On 29 March 2019 the Delhi High Court recognised, for the first time, the merit of applying Section 20 of the Evidence Act 1872 in technical IP matters (Campus EAI India Pvt Ltd v Neeraj Tiwari). Section 20 of the act treats statements by any person to whom a party in a suit refers as an admission by the party to the suit.
The plaintiff, a software company, sued its former employees for breach of a trade secret and confidential information after they devised a competing software which allegedly plagiarised the plaintiff's product. When the defendants appeared in front of the court, they denied the plaintiff's allegations and suggested that the court engage an Indian Institute of Technology (IIT) expert to analyse the source code of both software programs and advise whether the defendants' software plagiarised that of the plaintiff. The plaintiff initially agreed to this suggestion; however, it subsequently objected to the expert's findings upon a 'clean chit' being given to the defendants' software.
The plaintiff's objections focused primarily on the manner in which the expert had undertaken the enquiry. This gave rise to the interesting legal question of whether a party is entitled to object to the opinion of a referee under Section 20 of the Evidence Act after agreeing to refer the disputed matter to such referee. The court ultimately held that since the plaintiff had agreed to refer the matter to the IIT expert, it was subsequently estopped from challenging the expert's opinion.
In this type of dispute, both parties generally rely on their respective experts and submit substantial amounts of evidence. This not only results in a considerable delay, but also requires the court to sift through complicated evidence. However, as the parties in the case at hand had jointly agreed to engage the IIT expert, the court was able to adjudicate the matter early by:
- applying the principle enshrined in Section 20 of the Evidence Act; and
- binding both parties to the expert's opinion.
The key questions that arose in this case centred on:
- when Section 20 of the Evidence Act can be applied; and
- how it affects the adjudication of a matter.

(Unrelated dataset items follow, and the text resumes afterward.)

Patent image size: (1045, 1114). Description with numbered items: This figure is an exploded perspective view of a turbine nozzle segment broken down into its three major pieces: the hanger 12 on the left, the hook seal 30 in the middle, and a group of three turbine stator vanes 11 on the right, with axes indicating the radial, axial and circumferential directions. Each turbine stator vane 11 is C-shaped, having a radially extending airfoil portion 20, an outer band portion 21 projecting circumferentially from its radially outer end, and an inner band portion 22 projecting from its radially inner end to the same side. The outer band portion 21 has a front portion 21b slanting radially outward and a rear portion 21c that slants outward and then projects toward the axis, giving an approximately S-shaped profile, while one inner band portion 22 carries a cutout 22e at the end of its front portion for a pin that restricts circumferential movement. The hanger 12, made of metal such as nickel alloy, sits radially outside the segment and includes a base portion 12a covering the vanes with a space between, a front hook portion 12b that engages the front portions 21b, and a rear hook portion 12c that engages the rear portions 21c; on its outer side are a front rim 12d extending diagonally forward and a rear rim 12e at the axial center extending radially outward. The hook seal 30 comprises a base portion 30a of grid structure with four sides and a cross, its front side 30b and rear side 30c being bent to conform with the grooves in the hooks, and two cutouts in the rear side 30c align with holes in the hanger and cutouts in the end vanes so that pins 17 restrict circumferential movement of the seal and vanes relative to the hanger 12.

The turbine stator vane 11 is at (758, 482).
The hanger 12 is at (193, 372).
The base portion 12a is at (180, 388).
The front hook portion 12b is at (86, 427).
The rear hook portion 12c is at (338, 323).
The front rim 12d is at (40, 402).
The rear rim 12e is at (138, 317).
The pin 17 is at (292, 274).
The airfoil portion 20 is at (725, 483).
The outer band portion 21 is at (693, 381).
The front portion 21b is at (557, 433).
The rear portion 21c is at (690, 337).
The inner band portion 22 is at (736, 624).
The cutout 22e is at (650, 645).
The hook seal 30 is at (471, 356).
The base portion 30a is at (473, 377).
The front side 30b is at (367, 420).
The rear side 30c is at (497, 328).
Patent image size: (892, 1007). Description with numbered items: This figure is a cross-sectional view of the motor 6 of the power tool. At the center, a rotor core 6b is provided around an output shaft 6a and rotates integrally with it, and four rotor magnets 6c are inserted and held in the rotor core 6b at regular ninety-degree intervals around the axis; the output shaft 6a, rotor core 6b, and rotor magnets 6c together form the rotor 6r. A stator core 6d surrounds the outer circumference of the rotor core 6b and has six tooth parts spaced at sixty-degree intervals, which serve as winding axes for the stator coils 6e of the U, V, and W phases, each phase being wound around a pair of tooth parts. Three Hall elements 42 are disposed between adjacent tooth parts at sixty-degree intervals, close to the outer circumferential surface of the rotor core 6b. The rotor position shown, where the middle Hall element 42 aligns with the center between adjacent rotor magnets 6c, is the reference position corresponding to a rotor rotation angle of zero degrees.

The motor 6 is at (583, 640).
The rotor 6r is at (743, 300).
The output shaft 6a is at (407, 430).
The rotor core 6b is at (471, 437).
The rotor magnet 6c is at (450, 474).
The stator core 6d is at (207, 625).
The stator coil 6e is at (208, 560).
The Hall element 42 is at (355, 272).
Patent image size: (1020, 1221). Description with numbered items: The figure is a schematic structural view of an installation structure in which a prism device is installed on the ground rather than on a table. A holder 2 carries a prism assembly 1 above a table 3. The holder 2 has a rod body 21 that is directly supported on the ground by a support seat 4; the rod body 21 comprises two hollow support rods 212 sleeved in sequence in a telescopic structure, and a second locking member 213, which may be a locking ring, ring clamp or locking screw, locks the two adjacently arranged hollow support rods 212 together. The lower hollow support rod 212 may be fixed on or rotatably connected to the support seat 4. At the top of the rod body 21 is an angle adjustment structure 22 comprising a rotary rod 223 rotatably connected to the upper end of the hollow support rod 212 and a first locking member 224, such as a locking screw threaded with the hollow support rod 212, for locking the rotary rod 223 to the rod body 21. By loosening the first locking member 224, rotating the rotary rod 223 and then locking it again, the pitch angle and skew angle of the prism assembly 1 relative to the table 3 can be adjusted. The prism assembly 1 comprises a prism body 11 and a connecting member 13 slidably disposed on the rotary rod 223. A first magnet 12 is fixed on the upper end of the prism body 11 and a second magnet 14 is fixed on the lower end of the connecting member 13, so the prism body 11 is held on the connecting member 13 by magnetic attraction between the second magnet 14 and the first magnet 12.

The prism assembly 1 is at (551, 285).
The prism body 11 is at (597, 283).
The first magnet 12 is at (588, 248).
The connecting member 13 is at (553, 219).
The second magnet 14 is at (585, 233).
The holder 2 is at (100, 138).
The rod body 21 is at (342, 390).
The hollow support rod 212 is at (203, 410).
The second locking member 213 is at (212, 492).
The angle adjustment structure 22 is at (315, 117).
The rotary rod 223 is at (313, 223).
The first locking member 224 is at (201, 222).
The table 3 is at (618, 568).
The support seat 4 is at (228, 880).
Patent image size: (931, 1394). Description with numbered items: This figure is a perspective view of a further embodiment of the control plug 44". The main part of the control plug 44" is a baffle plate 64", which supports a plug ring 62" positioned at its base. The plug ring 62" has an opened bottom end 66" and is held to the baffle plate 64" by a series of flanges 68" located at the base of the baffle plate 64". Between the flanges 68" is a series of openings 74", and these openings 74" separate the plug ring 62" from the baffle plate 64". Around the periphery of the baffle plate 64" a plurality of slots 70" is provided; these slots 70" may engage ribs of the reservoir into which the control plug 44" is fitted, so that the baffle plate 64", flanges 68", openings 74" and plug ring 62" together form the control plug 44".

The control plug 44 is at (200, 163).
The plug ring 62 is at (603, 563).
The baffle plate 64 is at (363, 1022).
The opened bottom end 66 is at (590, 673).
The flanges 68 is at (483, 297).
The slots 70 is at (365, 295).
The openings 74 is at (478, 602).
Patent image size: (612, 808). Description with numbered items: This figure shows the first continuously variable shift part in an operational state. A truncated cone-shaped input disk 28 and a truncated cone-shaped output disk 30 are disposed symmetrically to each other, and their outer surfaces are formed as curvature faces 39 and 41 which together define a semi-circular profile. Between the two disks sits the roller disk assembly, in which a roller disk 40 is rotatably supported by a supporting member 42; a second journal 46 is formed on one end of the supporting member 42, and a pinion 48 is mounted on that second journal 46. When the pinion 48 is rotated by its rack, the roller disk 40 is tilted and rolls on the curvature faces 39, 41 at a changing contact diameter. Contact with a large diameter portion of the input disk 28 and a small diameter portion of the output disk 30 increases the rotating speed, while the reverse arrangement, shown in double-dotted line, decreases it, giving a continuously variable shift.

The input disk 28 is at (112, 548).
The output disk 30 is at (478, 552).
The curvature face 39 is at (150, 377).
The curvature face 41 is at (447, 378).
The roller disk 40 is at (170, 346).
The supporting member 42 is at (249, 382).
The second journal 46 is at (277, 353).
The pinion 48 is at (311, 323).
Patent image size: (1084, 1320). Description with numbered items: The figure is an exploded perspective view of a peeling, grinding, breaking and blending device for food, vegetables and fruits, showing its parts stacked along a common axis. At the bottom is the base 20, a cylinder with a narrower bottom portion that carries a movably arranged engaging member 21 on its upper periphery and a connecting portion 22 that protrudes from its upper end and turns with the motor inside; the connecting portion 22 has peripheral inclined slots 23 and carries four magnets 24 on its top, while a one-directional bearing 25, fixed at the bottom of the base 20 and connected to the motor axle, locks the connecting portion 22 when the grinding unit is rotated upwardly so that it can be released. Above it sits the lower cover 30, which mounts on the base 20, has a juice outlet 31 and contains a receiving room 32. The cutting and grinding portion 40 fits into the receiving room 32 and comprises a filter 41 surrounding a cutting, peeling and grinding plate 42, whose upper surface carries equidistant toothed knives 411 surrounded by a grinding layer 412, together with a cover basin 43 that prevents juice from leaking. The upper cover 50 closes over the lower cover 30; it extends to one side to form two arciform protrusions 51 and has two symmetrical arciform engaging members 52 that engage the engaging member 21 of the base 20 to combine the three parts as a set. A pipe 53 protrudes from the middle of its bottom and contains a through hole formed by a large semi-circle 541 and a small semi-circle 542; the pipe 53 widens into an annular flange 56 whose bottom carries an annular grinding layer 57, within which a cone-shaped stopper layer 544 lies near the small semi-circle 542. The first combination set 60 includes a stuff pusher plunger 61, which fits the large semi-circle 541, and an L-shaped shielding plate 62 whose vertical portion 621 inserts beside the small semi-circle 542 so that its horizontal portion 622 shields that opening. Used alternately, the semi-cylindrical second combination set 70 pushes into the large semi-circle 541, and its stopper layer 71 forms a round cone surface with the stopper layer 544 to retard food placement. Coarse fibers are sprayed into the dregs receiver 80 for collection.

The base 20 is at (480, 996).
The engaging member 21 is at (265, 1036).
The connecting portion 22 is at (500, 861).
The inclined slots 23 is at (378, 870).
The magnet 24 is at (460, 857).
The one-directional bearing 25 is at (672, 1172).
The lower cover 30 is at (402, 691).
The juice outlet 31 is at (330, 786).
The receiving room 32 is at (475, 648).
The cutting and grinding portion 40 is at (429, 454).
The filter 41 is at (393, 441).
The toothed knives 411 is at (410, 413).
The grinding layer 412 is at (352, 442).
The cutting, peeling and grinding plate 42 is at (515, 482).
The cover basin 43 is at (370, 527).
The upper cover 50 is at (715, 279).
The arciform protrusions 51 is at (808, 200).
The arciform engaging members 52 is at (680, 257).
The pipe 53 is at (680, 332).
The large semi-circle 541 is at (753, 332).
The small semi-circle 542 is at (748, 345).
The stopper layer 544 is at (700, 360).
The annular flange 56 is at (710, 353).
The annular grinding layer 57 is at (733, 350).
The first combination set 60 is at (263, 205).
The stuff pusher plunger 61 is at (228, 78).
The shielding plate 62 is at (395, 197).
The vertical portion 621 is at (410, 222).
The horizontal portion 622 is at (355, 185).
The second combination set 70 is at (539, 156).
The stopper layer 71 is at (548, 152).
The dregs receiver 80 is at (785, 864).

Section 20 of the Evidence Act applies only when both parties to a suit jointly agree to seek the opinion of a third party on a disputed matter. In so doing, both parties automatically agree to be bound by the opinion of such third person. Thus, Section 20 can be an effective tool for enabling a party to call the other's bluff without the need for a protracted trial. The Supreme Court discussed the rationale behind Section 20 in Hirachand Kothari vs State of Rajasthan (1985 (Supp) SCC 17) as follows:
7. Section 20 of the Evidence Act reads as follows: '20. Admissions by persons expressly referred to by party to suit. —Statements made by persons to whom a party to the suit CS(OS) 482/2016 Page 19 of 31 has expressly referred for information in reference to a matter in dispute are admissions. Section 20 is the second exception to the general rule laid down in Section 18. It deals with one class of vicarious admissions that demand of persons other than the parties. Where a party refers to a third person for some information or an opinion on a matter in dispute, the statements made by the third person are receivable as admissions against the person referring. The reason is that when a party refers to another person for a statement of his views, the party approves of his utterance in anticipation and adopts that as his own. The principle is the same as that of reference to arbitration. The reference may be by express words or by conduct, but in any case, there must be a clear admission to refer and such admissions are generally conclusive. (Emphasis added.)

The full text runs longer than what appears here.